Draft Vision Statement

At its latest meeting the CCDB discussed how to further the creation of Technical Communities, how best to meet the third CCRA objective of supporting the development of protection profiles and supporting documents that are as widely applicable as possible, and how to efficiently involve other stakeholders in the process. As a first step the CCDB produced this draft vision statement.

The draft statement and the process it outlines, are based upon lessons learned from the existing Smartcard communities. This community defines and requires specific expertise, tools, and information sharing in order to support an effective evaluation and assurance process for that technology. Using the same approach for other technologies will lead to communities being able to create successive generations of requirements, making clear the specific threats mitigated by specific features, the correctness and effectiveness of which are either attested to through specified activities by the developer or evaluated (the appropriate routes in each case being agreed by the community). Most of the value is derived by having the community and creating the successive generation of requirements that are used by developers at the start of the process rather than by performing the evaluations at the end of the development process. The more compelling the threats, the more specific the requirements, the greater the value - This allows schemes to choose to shift from the art of evaluation by a pool of individuals, covering a range of technologies, with varying experience and skills, using a generic methodology, to the science of specifying what is wrong, taking a stance (using acknowledged domain experts) about what can mitigate the problem, and creating a repeatable and objective process using detailed protection profiles and supporting documents, that consistently achieves the same assessment result. Schemes may also choose for any problems that are not addressable this way to be openly acknowledged to risk owners.

There are aspects of the document that need to be defined in more detail before it will be ready to be formally adopted. For example, in order to ensure fair competition and to promote wide acceptance, the CCDB must agree on governance criteria for a community to be approved to create Collaborative Protection Profiles. These criteria should address CCRA expectations for who is allowed to participate, how requirements are created, and for the process used to agree upon the content in the final document.

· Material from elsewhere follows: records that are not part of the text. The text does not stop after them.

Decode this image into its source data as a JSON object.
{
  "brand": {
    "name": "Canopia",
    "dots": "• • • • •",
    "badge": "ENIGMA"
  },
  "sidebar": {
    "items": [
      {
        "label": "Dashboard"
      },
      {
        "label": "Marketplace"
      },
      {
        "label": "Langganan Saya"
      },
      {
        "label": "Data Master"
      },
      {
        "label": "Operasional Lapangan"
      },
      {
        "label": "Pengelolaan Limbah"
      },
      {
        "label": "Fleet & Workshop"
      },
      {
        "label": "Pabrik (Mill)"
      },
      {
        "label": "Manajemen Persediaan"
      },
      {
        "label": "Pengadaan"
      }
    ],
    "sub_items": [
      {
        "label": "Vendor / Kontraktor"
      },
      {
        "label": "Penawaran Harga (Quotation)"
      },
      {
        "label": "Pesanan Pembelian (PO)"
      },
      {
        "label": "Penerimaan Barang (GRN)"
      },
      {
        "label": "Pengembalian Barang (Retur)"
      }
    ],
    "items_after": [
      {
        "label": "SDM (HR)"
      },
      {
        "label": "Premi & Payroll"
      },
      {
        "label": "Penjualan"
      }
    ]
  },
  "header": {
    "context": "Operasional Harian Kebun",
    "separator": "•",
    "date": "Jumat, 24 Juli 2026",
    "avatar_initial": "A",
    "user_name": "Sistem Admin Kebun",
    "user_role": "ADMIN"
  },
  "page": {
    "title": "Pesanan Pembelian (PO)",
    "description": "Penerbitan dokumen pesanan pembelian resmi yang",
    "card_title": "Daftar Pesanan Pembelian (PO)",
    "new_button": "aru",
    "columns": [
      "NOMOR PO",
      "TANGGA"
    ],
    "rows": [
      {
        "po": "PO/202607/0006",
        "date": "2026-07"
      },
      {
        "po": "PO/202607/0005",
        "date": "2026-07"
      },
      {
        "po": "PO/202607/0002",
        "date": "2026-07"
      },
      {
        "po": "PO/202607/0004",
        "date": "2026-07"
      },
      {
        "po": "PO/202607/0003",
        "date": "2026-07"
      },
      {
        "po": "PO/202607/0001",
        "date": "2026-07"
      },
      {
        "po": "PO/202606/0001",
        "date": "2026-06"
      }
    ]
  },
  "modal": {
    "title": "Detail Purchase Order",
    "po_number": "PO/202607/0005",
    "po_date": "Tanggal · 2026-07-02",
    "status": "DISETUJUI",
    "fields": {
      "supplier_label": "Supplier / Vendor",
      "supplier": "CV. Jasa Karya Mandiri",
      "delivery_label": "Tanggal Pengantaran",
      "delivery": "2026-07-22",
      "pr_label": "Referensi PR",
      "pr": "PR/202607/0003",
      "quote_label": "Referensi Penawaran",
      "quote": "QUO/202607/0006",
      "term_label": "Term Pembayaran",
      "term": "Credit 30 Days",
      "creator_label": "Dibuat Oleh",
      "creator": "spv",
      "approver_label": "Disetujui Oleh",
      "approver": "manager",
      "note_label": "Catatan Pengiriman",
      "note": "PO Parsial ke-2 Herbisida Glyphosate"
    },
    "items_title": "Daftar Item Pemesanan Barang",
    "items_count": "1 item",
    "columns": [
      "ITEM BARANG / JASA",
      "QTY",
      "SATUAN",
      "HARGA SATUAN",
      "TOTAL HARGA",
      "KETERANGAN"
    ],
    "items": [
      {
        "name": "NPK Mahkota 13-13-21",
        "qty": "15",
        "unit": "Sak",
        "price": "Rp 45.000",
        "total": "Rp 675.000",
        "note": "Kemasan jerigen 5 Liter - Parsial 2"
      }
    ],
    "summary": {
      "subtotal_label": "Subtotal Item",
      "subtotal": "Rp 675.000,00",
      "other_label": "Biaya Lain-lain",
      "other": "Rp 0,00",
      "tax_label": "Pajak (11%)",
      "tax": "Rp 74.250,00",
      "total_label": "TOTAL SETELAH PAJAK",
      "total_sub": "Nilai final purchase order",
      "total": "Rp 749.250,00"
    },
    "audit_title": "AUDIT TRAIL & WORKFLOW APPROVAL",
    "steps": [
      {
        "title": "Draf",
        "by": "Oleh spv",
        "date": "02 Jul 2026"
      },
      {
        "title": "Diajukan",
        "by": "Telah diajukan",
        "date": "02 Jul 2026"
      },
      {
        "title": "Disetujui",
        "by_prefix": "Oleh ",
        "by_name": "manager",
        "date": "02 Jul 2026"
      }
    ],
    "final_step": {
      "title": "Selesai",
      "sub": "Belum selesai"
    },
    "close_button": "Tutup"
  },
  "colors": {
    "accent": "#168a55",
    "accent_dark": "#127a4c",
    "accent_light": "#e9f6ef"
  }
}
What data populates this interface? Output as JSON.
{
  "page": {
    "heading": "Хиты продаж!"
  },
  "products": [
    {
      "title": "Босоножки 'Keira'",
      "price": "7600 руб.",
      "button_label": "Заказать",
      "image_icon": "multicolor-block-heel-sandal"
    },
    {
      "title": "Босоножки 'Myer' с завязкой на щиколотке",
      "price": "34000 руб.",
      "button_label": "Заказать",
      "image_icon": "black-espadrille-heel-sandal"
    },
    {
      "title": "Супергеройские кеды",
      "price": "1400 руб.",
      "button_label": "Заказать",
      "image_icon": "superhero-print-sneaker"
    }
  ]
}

To help move the process forward quickly however, the CCDB decided to publish this draft and elicit constructive comments from other stakeholders. These comments, combined with lessons resulting from the various initiatives currently developing PPs and supporting documents, will lead to the publication of a formal vision statement and associated procedures etc. The CCDB considers this an important step forward, needing both time and stakeholder input to refine and make ready for implementation. We look forward to receiving constructive comments in writing through the schemes.